At the start of my city college career, I decided to distance myself from all the people who bogged me down from my goals and aspirations. Although these people do not necessarily make up a bad group of people, they do give off bad energy, and that's something I needed to grow away from. I discovered that when I surrounded myself with the small minority of city college students who have actually took their education seriously, their energy and enthusiasm for both life and school subconsciously rubbed off on me.
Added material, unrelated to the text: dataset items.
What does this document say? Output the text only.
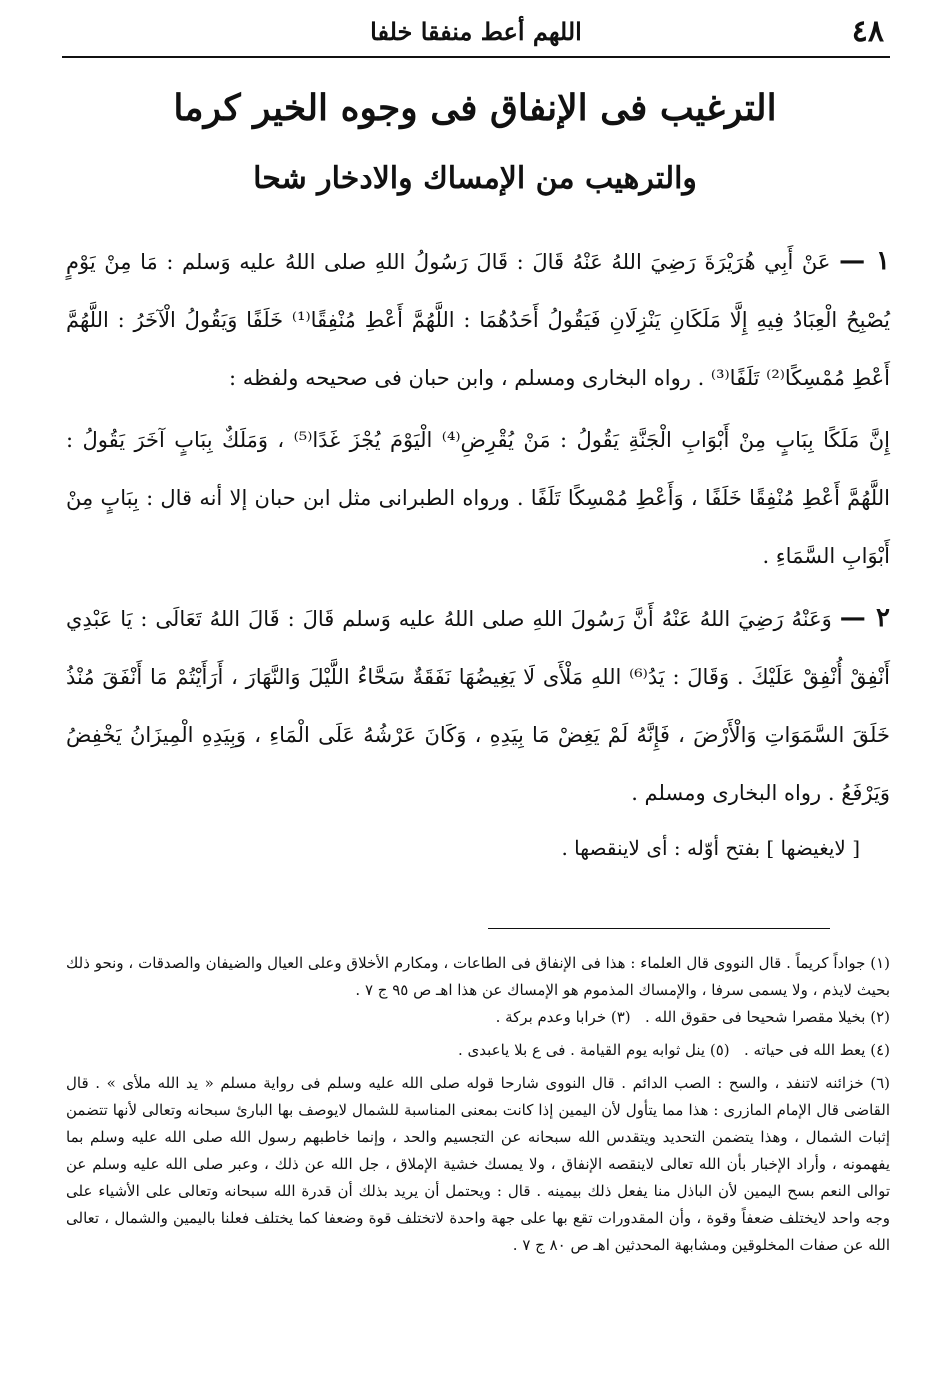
٤٨
اللهم أعط منفقا خلفا
الترغيب فى الإنفاق فى وجوه الخير كرما
والترهيب من الإمساك والادخار شحا

١ — عَنْ أَبِي هُرَيْرَةَ رَضِيَ اللهُ عَنْهُ قَالَ : قَالَ رَسُولُ اللهِ صلى اللهُ عليه وَسلم : مَا مِنْ يَوْمٍ يُصْبِحُ الْعِبَادُ فِيهِ إِلَّا مَلَكَانِ يَنْزِلَانِ فَيَقُولُ أَحَدُهُمَا : اللَّهُمَّ أَعْطِ مُنْفِقًا⁽¹⁾ خَلَفًا وَيَقُولُ الْآخَرُ : اللَّهُمَّ أَعْطِ مُمْسِكًا⁽²⁾ تَلَفًا⁽³⁾ . رواه البخارى ومسلم ، وابن حبان فى صحيحه ولفظه :

إِنَّ مَلَكًا بِبَابٍ مِنْ أَبْوَابِ الْجَنَّةِ يَقُولُ : مَنْ يُقْرِضِ⁽⁴⁾ الْيَوْمَ يُجْزَ غَدًا⁽⁵⁾ ، وَمَلَكٌ بِبَابٍ آخَرَ يَقُولُ : اللَّهُمَّ أَعْطِ مُنْفِقًا خَلَفًا ، وَأَعْطِ مُمْسِكًا تَلَفًا . ورواه الطبرانى مثل ابن حبان إلا أنه قال : بِبَابٍ مِنْ أَبْوَابِ السَّمَاءِ .

٢ — وَعَنْهُ رَضِيَ اللهُ عَنْهُ أَنَّ رَسُولَ اللهِ صلى اللهُ عليه وَسلم قَالَ : قَالَ اللهُ تَعَالَى : يَا عَبْدِي أَنْفِقْ أُنْفِقْ عَلَيْكَ . وَقَالَ : يَدُ⁽⁶⁾ اللهِ مَلْأَى لَا يَغِيضُهَا نَفَقَةٌ سَحَّاءُ اللَّيْلَ وَالنَّهَارَ ، أَرَأَيْتُمْ مَا أَنْفَقَ مُنْذُ خَلَقَ السَّمَوَاتِ وَالْأَرْضَ ، فَإِنَّهُ لَمْ يَغِضْ مَا بِيَدِهِ ، وَكَانَ عَرْشُهُ عَلَى الْمَاءِ ، وَبِيَدِهِ الْمِيزَانُ يَخْفِضُ وَيَرْفَعُ . رواه البخارى ومسلم .

[ لايغيضها ] بفتح أوّله : أى لاينقصها .

(١) جواداً كريماً . قال النووى قال العلماء : هذا فى الإنفاق فى الطاعات ، ومكارم الأخلاق وعلى العيال والضيفان والصدقات ، ونحو ذلك بحيث لايذم ، ولا يسمى سرفا ، والإمساك المذموم هو الإمساك عن هذا اهـ ص ٩٥ ج ٧ .

(٢) بخيلا مقصرا شحيحا فى حقوق الله .   (٣) خرابا وعدم بركة .

(٤) يعط الله فى حياته .   (٥) ينل ثوابه يوم القيامة . فى ع بلا ياعبدى .

(٦) خزائنه لاتنفد ، والسح : الصب الدائم . قال النووى شارحا قوله صلى الله عليه وسلم فى رواية مسلم « يد الله ملأى » . قال القاضى قال الإمام المازرى : هذا مما يتأول لأن اليمين إذا كانت بمعنى المناسبة للشمال لايوصف بها البارئ سبحانه وتعالى لأنها تتضمن إثبات الشمال ، وهذا يتضمن التحديد ويتقدس الله سبحانه عن التجسيم والحد ، وإنما خاطبهم رسول الله صلى الله عليه وسلم بما يفهمونه ، وأراد الإخبار بأن الله تعالى لاينقصه الإنفاق ، ولا يمسك خشية الإملاق ، جل الله عن ذلك ، وعبر صلى الله عليه وسلم عن توالى النعم بسح اليمين لأن الباذل منا يفعل ذلك بيمينه . قال : ويحتمل أن يريد بذلك أن قدرة الله سبحانه وتعالى على الأشياء على وجه واحد لايختلف ضعفاً وقوة ، وأن المقدورات تقع بها على جهة واحدة لاتختلف قوة وضعفا كما يختلف فعلنا باليمين والشمال ، تعالى الله عن صفات المخلوقين ومشابهة المحدثين اهـ ص ٨٠ ج ٧ .
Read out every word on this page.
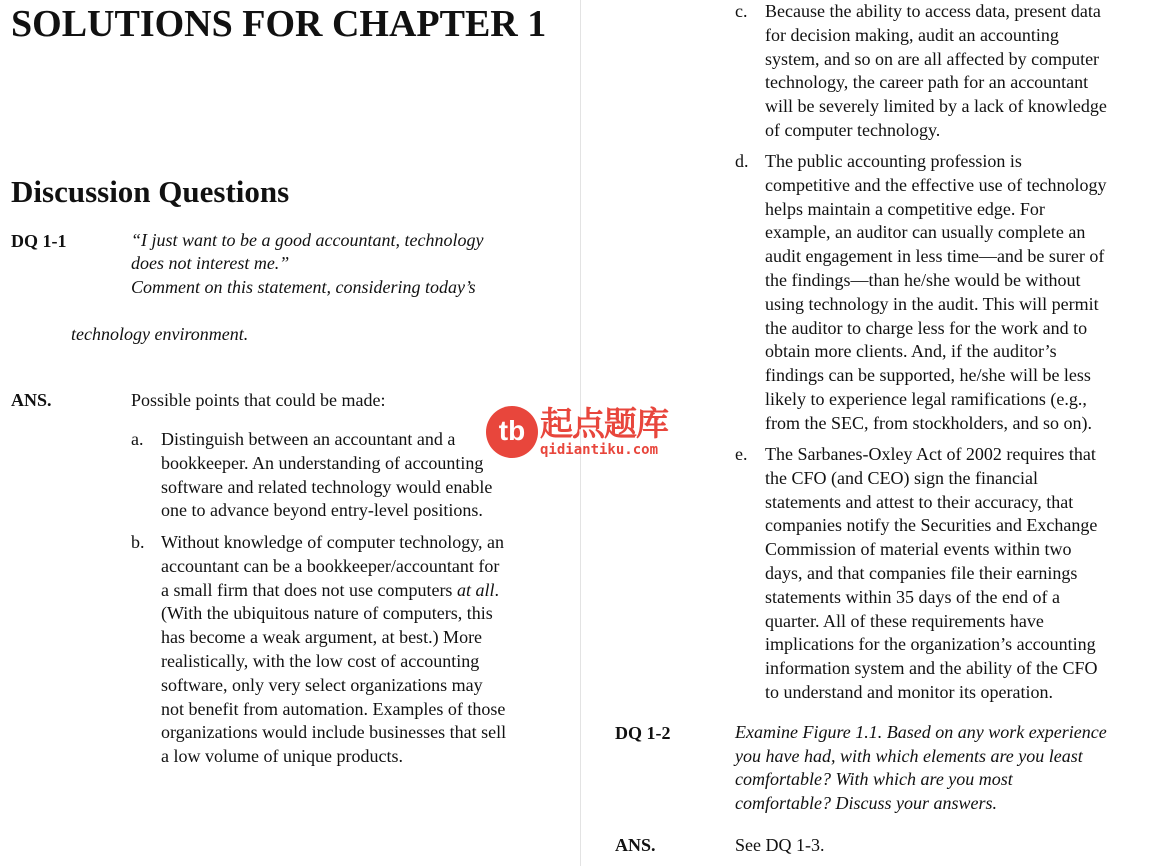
SOLUTIONS FOR CHAPTER 1
Discussion Questions
DQ 1-1	“I just want to be a good accountant, technology
does not interest me.”
Comment on this statement, considering today’s
technology environment.
ANS.	Possible points that could be made:
a. Distinguish between an accountant and a
bookkeeper. An understanding of accounting
software and related technology would enable
one to advance beyond entry-level positions.
b. Without knowledge of computer technology, an
accountant can be a bookkeeper/accountant for
a small firm that does not use computers at all.
(With the ubiquitous nature of computers, this
has become a weak argument, at best.) More
realistically, with the low cost of accounting
software, only very select organizations may
not benefit from automation. Examples of those
organizations would include businesses that sell
a low volume of unique products.
c. Because the ability to access data, present data
for decision making, audit an accounting
system, and so on are all affected by computer
technology, the career path for an accountant
will be severely limited by a lack of knowledge
of computer technology.
d. The public accounting profession is
competitive and the effective use of technology
helps maintain a competitive edge. For
example, an auditor can usually complete an
audit engagement in less time—and be surer of
the findings—than he/she would be without
using technology in the audit. This will permit
the auditor to charge less for the work and to
obtain more clients. And, if the auditor’s
findings can be supported, he/she will be less
likely to experience legal ramifications (e.g.,
from the SEC, from stockholders, and so on).
e. The Sarbanes-Oxley Act of 2002 requires that
the CFO (and CEO) sign the financial
statements and attest to their accuracy, that
companies notify the Securities and Exchange
Commission of material events within two
days, and that companies file their earnings
statements within 35 days of the end of a
quarter. All of these requirements have
implications for the organization’s accounting
information system and the ability of the CFO
to understand and monitor its operation.
DQ 1-2	Examine Figure 1.1. Based on any work experience
you have had, with which elements are you least
comfortable? With which are you most
comfortable? Discuss your answers.
ANS.	See DQ 1-3.
tb 起点题库
qidiantiku.com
Knowing people that have given up in what they hoped and dreamed of merely because of a lack of motivation, I am proud of myself for having the kind of self-discipline to stick to the books even when doing so seemed pointless and persevered in an atmosphere that was anything but uplifting.

dreadhavok 1 / 2  
Nov 30, 2008   #2
your essay loooks really good. i would reccomend making a more interest grabbing introductory paragraph.
r991183878 6 / 19  
Nov 30, 2008   #3
I saw nothing wrong, but I agree with dreadhavok that your beginning should be a bit more creative than "a personal quality that I have..." other than that very good essay!
katacyklsla2ny 2 / 3  
Nov 30, 2008   #4
Hello FP thanks for revising my essay previously. I want to suggest that you revise your use of contractions for example: friend's -the apostraphe might not be needed their.

Also, look into this sentence carefully:
Knowing people that have given up in what they hoped and dreamed of merely because of a lack of motivation, (right here this sentence become incomplete-finish your thought, include a period and then go on with I am.) I am proud of myself for having the kind of self-discipline to..

Congratulations on staying out of trouble and persevering amidst negativity.
OP TheFlameProof 4 / 20  
Nov 30, 2008   #5
thanks everyone! i took everything you guys said into consideration and i am glad for how the final product turned out. i wish all of you the best of luck and happy holidays!
stc3 1 / 2  
Nov 30, 2008   #6
The essay as a whole sounds pretty good to me.
I don't know if you've finished editing or not, but I did catch a few very minor mistakes.
For instance, "there was about twelve or eleven people in the living room" should be " there were about twelve or eleven people in the living room."

Another one that I caught was this: "who have actually took their education seriously" should be "who have actually taken their education seriously."

Aside from those two minor flaws I'd say you're good to go.